Genetiği değiştirilmiş (GM) farelerin kullanımı gen fonksiyonunu anlamak ve insan hastalıklarının altında yatan mekanizmaları çözmek için çok önemli hale gelmiştir. CRISPR/Cas9 sistemi, araştırmacıların genomu eşi görülmemiş verimlilik, sadakat ve basitlikle değiştirmelerine olanak tanır. Bu teknolojiden yararlanarak, araştırmacılar GM fareler üretmek için hızlı, verimli ve kolay bir protokol arıyorlar. Burada, dondurulan çözülmüş embriyoların daha yüksek gelişimsel oranına yol açan tek hücreli embriyoların kriyopreservation için geliştirilmiş bir yöntem sıyoruz. Optimize elektroporasyon koşulları ile birleştirerek, bu protokol kısa bir süre içinde yüksek verimlilik ve düşük mozaik oranları ile nakavt ve knock-in farelerin üretimi için izin verir. Ayrıca, CRISPR reaktif hazırlama, in vitro fertilizasyon, kriyopreservation ve tek hücreli embriyoların çözülmesi, CRISPR reaktiflerinin elektroporasyonu, fare üretimi ve kurucuların genotiplemesini kapsayan optimize edilmiş protokolümüzün adım adım açıklamasını gösteriyoruz. Bu protokolü kullanarak, araştırmacılar benzersiz bir kolaylık, hız ve verimlilik ile GM fareler hazırlamak gerekir.

Introduction

Kümelenmiş düzenli olarak uzaydan kısa palindromik tekrarlar (CRISPR)/CRISPR ilişkili protein 9 (Cas9) sistemi genom1’debenzeri görülmemiş hedefli modifikasyon sağlayan bilimsel bir atılımdır. CRISPR/Cas9 sistemi Cas9 proteinve kılavuz RNA (gRNA) iki moleküler bileşenden oluşur: hedefe özel CRISPR RNA (crRNA) ve trans-aktive CRISPR RNA (tracrRNA)2. Bir gRNA, Cas9 proteinini genomdaki spesifik lokusa, crRNA’ya bitişik 20 nükleotite ve protospacer bitişik motifine (PAM) yönlendirir. Cas9 proteini hedef sıraya bağlanır ve hatayatkın olmayan homolog uç birleştirme (NHEJ) veya yüksek sadakat homoloji yönelimli onarım (HDR)3,4,5tarafından onarılır çift iplikçikli sonları (DSBs) indükler. NHEJ eklemelere veya/ve silmelere (indels) ve dolayısıyla bir kodlama dizisi hedeflendiğinde gen kaybına yol açar. HDR homoloji dizileri içeren bir onarım şablonu varlığında hassas genom düzenleme yol açar3,4,5. NHEJ ve HDR sırasıyla nakavt ve nakavt fareler üretmek için harnessed edilmiştir.

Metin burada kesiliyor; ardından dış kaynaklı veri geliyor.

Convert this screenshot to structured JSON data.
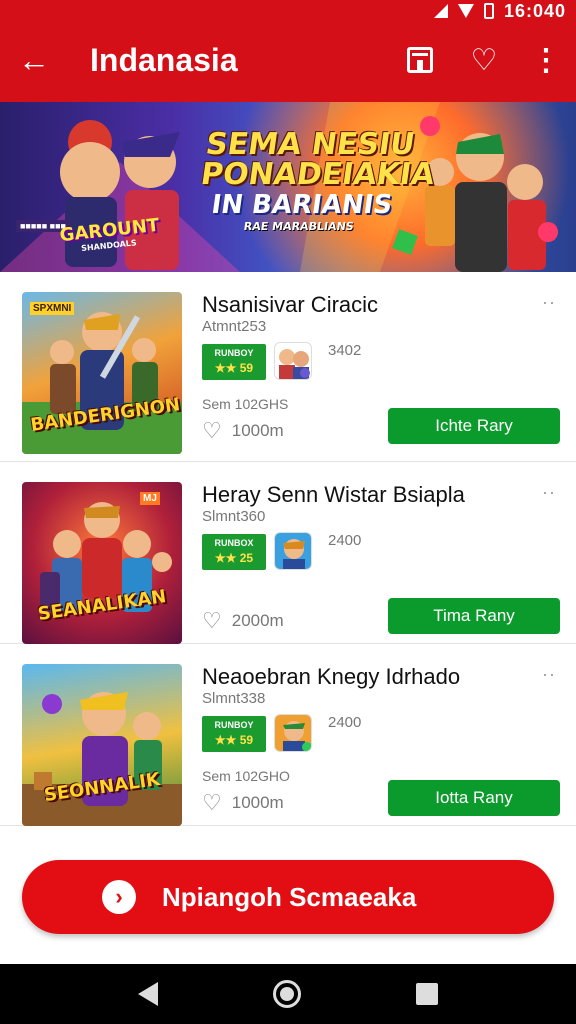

CRISPR/Cas9 sistemi olağanüstü etkinlik ve sadakatle GM farelerinin neslini belirgin bir şekilde hızlandırmış olsa da, bu yöntemleri uygulayan bilim adamları genellikle teknik zorluklarla karşılaşır. İlk olarak, konvansiyonel protokoller döllenmişyumurta6,7pronükleus içine CRISPR düzenleme araçları tanıtmak için mikroenjeksiyon gerektirir. Bu teknik zaman alıcıdır ve genellikle kapsamlı bir eğitim gerektirir. Böylece, çeşitli gruplar elektroporasyon8ilemikroenjeksiyon yerine 8 ,9,10,11,12,13. Ancak, erken elektroporasyon protokollerinde elektroporasyon için taze embriyolar kullanılmıştır. Her deney den önce taze embriyo hazırlama zor olduğu için bu, başka bir soruna nedenoldu 14.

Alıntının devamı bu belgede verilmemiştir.